Actually I was hoping there were some faintly interesting writing jobs but they were all the sleazy “write a glowing product review on this blog” kind. Instead one of the more mundane tasks caught my eye: “help refine search results.” Hey, that’s basically what I do for a living.
The task was to rank the relevancy of various web page results for a given search query. All of the results seemed to be from Wikipedia (including the Talk: pages and other material not likely to be of interest to a general audience). The queries appeared to be genuine user data.
I learned a number of things from this experience. First of all, searching Wikipedia is often nothing more than a snapshot of the day’s vandalism.

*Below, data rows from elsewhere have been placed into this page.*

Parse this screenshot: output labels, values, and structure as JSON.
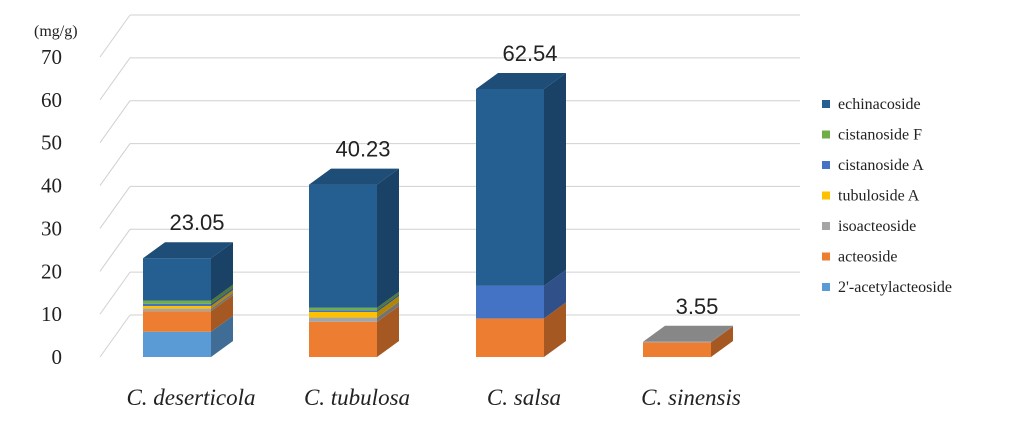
{
  "chart_data": {
    "type": "bar",
    "stacked": true,
    "three_d": true,
    "ylabel": "(mg/g)",
    "ylim": [
      0,
      70
    ],
    "yticks": [
      0,
      10,
      20,
      30,
      40,
      50,
      60,
      70
    ],
    "grid": true,
    "legend_position": "right",
    "categories": [
      "C. deserticola",
      "C. tubulosa",
      "C. salsa",
      "C. sinensis"
    ],
    "totals": [
      "23.05",
      "40.23",
      "62.54",
      "3.55"
    ],
    "series": [
      {
        "name": "2'-acetylacteoside",
        "color": "#5b9bd5",
        "values": [
          5.9,
          0.0,
          0.0,
          0.0
        ]
      },
      {
        "name": "acteoside",
        "color": "#ed7d31",
        "values": [
          4.8,
          8.2,
          9.0,
          3.4
        ]
      },
      {
        "name": "isoacteoside",
        "color": "#a5a5a5",
        "values": [
          0.6,
          1.0,
          0.0,
          0.15
        ]
      },
      {
        "name": "tubuloside A",
        "color": "#ffc000",
        "values": [
          0.6,
          1.3,
          0.0,
          0.0
        ]
      },
      {
        "name": "cistanoside A",
        "color": "#4472c4",
        "values": [
          0.5,
          0.4,
          7.6,
          0.0
        ]
      },
      {
        "name": "cistanoside F",
        "color": "#70ad47",
        "values": [
          0.75,
          0.6,
          0.0,
          0.0
        ]
      },
      {
        "name": "echinacoside",
        "color": "#255e91",
        "values": [
          9.9,
          28.73,
          45.94,
          0.0
        ]
      }
    ],
    "legend_order": [
      "echinacoside",
      "cistanoside F",
      "cistanoside A",
      "tubuloside A",
      "isoacteoside",
      "acteoside",
      "2'-acetylacteoside"
    ]
  }
}
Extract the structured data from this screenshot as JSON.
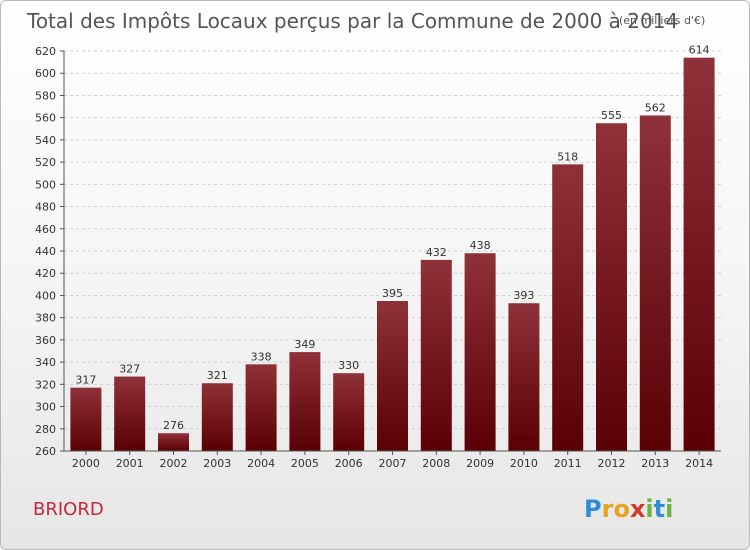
{
  "chart_data": {
    "type": "bar",
    "title": "Total des Impôts Locaux perçus par la Commune de 2000 à 2014",
    "unit": "(en milliers d'€)",
    "categories": [
      "2000",
      "2001",
      "2002",
      "2003",
      "2004",
      "2005",
      "2006",
      "2007",
      "2008",
      "2009",
      "2010",
      "2011",
      "2012",
      "2013",
      "2014"
    ],
    "values": [
      317,
      327,
      276,
      321,
      338,
      349,
      330,
      395,
      432,
      438,
      393,
      518,
      555,
      562,
      614
    ],
    "ylim": [
      260,
      620
    ],
    "yticks": [
      260,
      280,
      300,
      320,
      340,
      360,
      380,
      400,
      420,
      440,
      460,
      480,
      500,
      520,
      540,
      560,
      580,
      600,
      620
    ],
    "xlabel": "",
    "ylabel": "",
    "grid": true,
    "bar_color": "#7a1a24"
  },
  "commune": "BRIORD",
  "logo": {
    "letters": [
      "P",
      "r",
      "o",
      "x",
      "i",
      "t",
      "i"
    ],
    "colors": [
      "#2f8fd6",
      "#e8a21c",
      "#e8a21c",
      "#d23a2a",
      "#6cb33f",
      "#2f8fd6",
      "#6cb33f"
    ]
  }
}
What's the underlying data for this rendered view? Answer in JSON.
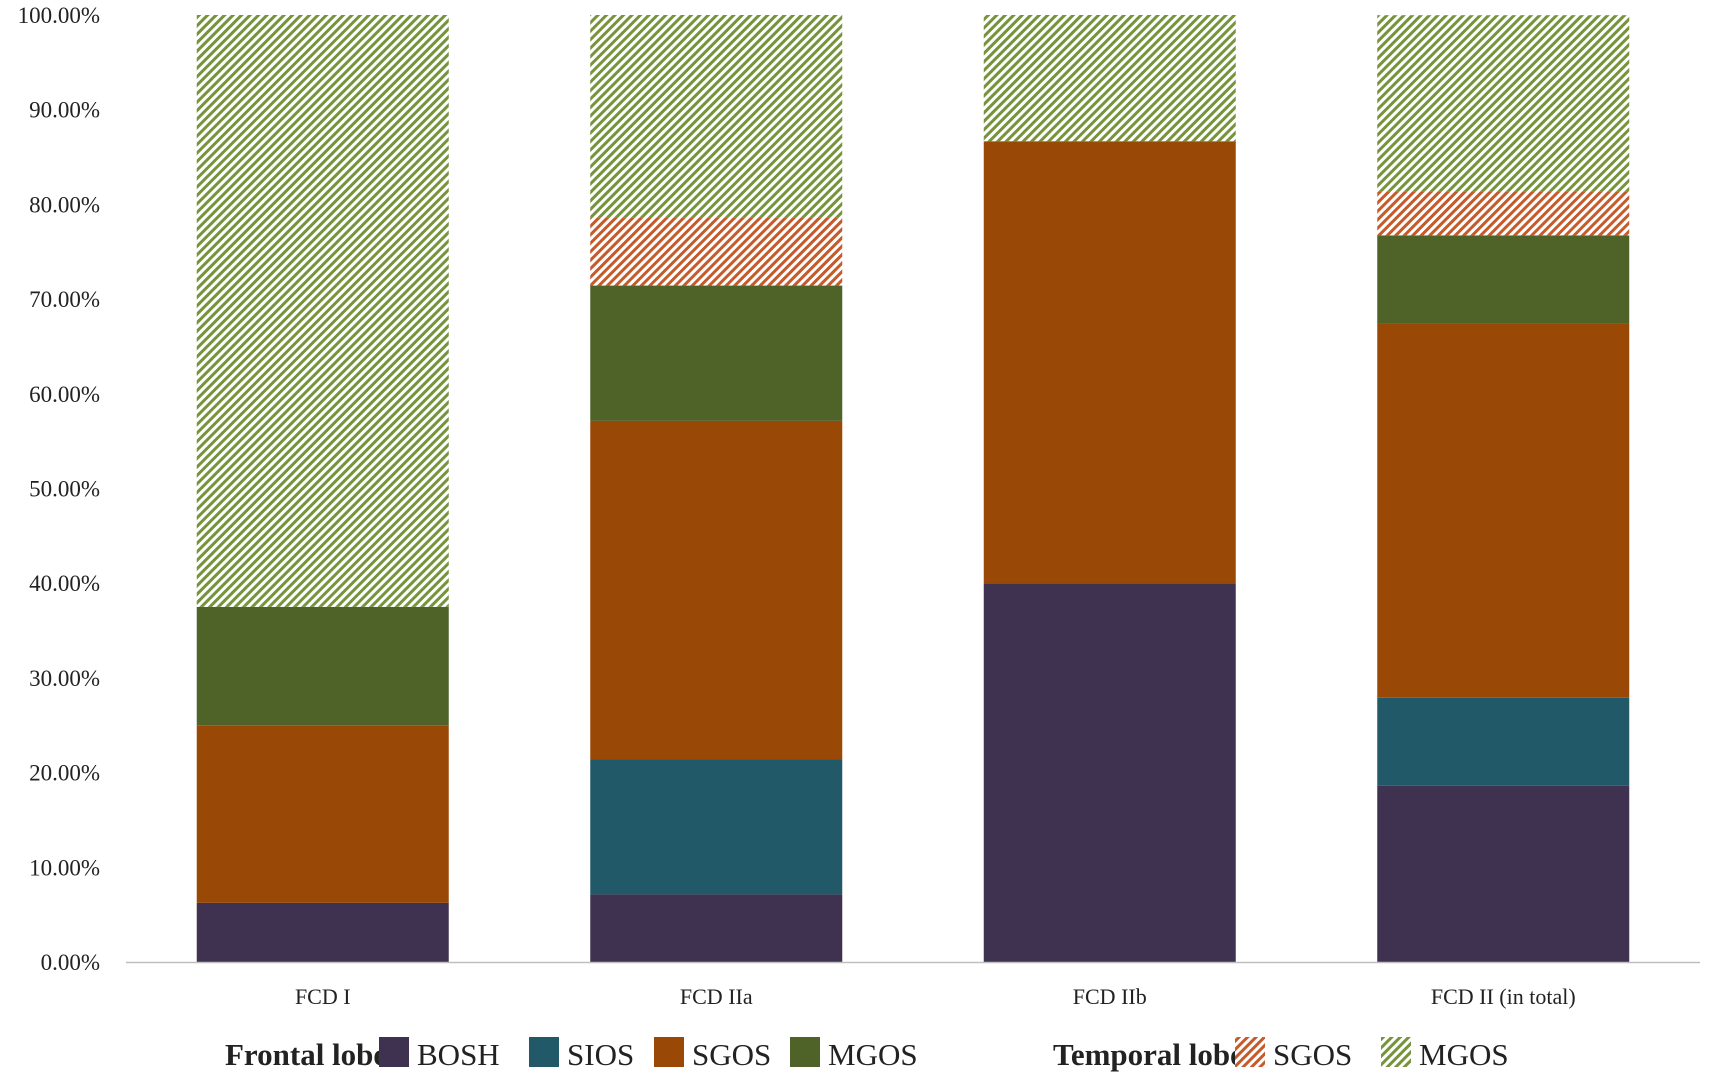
{
  "chart_data": {
    "type": "bar",
    "stacked": true,
    "categories": [
      "FCD I",
      "FCD IIa",
      "FCD IIb",
      "FCD II (in total)"
    ],
    "y_ticks": [
      "0.00%",
      "10.00%",
      "20.00%",
      "30.00%",
      "40.00%",
      "50.00%",
      "60.00%",
      "70.00%",
      "80.00%",
      "90.00%",
      "100.00%"
    ],
    "ylim": [
      0,
      100
    ],
    "grid": false,
    "legend_position": "bottom",
    "legend_groups": [
      {
        "label": "Frontal lobe",
        "entries": [
          "BOSH",
          "SIOS",
          "SGOS",
          "MGOS"
        ]
      },
      {
        "label": "Temporal lobe",
        "entries": [
          "SGOS",
          "MGOS"
        ]
      }
    ],
    "series": [
      {
        "name": "BOSH",
        "group": "Frontal lobe",
        "color": "#3f3150",
        "pattern": "solid",
        "values": [
          6.25,
          7.14,
          40.0,
          18.6
        ]
      },
      {
        "name": "SIOS",
        "group": "Frontal lobe",
        "color": "#215968",
        "pattern": "solid",
        "values": [
          0.0,
          14.29,
          0.0,
          9.3
        ]
      },
      {
        "name": "SGOS",
        "group": "Frontal lobe",
        "color": "#9a4806",
        "pattern": "solid",
        "values": [
          18.75,
          35.71,
          46.67,
          39.53
        ]
      },
      {
        "name": "MGOS",
        "group": "Frontal lobe",
        "color": "#4f6228",
        "pattern": "solid",
        "values": [
          12.5,
          14.29,
          0.0,
          9.3
        ]
      },
      {
        "name": "SGOS",
        "group": "Temporal lobe",
        "color": "#c55a2b",
        "pattern": "hatched",
        "values": [
          0.0,
          7.14,
          0.0,
          4.65
        ]
      },
      {
        "name": "MGOS",
        "group": "Temporal lobe",
        "color": "#77933c",
        "pattern": "hatched",
        "values": [
          62.5,
          21.43,
          13.33,
          18.6
        ]
      }
    ]
  }
}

The snippet from “Roman Catholicism in Myanmar” suggested that I “keep doin it you pimp!!!” Quite a few pages had no other content besides “fag”. These articles were corrected immediately, no doubt, but their cached states were immortalized by the search engine, and users’ misspellings were often exact matches for misspellings by vandals.
Happily, the query for chicken sexing matched an entire article devoted to it and very few vandalized articles containing the words “chicken” and “sex”. I wish more people knew to quote their search terms because a great percentage of the queries matched an article with those exact words as its title. Correctly quoted, Google would return these highly-relevant pages as the #1 result. Sometimes the queries would find an exact Wikipedia match but be too broad in their scope, resulting in a disambiguation page. Peevishly, I started highly ranking non-U.S. results (”Spanish Civil War” for civil war) even though I knew from context that these searches were all by Americans. A little historical perspective never hurt.

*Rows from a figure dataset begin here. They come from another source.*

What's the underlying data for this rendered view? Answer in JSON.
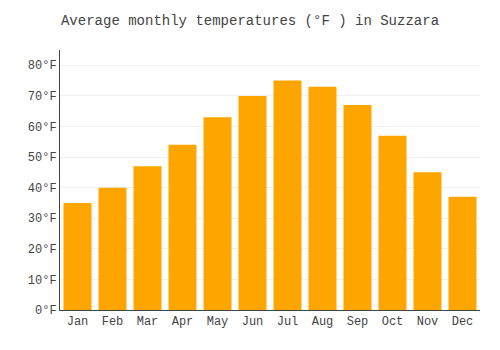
{
  "chart_data": {
    "type": "bar",
    "title": "Average monthly temperatures (°F ) in Suzzara",
    "categories": [
      "Jan",
      "Feb",
      "Mar",
      "Apr",
      "May",
      "Jun",
      "Jul",
      "Aug",
      "Sep",
      "Oct",
      "Nov",
      "Dec"
    ],
    "values": [
      35,
      40,
      47,
      54,
      63,
      70,
      75,
      73,
      67,
      57,
      45,
      37
    ],
    "color": "#FFA500",
    "ylim": [
      0,
      85
    ],
    "yticks": [
      {
        "value": 0,
        "label": "0°F"
      },
      {
        "value": 10,
        "label": "10°F"
      },
      {
        "value": 20,
        "label": "20°F"
      },
      {
        "value": 30,
        "label": "30°F"
      },
      {
        "value": 40,
        "label": "40°F"
      },
      {
        "value": 50,
        "label": "50°F"
      },
      {
        "value": 60,
        "label": "60°F"
      },
      {
        "value": 70,
        "label": "70°F"
      },
      {
        "value": 80,
        "label": "80°F"
      }
    ],
    "grid": true
  }
}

Another thing I might have learned (had I not known it already) is that search engines are idiots. I don’t know the answer to Who helped elect Arnold Schwarzenneger but I do know it wasn’t “New Kids on the Block“. There probably isn’t an answer to Who invented pi but it is definitely not “Hat“.
Often the searches weren’t so much actual queries as cries in the wilderness. I had no idea how to respond to parenting help or debt consolidation. Wikipedia didn’t either.
I stopped, eventually, not so much because I got bored or because the game was ending, but because the sad queries were getting to me. It’s like reading that page that turns up #1 in Google for the query cancel google. At first it’s kind of funny, you know, “Ha ha people don’t understand how search engines work.” Then you realize, here’s this incredible technology that has changed everything, and most people in this scientifically-advanced first world country don’t know a thing about it. And then you come to a query like the Bible says spending too much time on-line is not good, and it’s so much worse than you could’ve imagined that you just close the computer and walk away.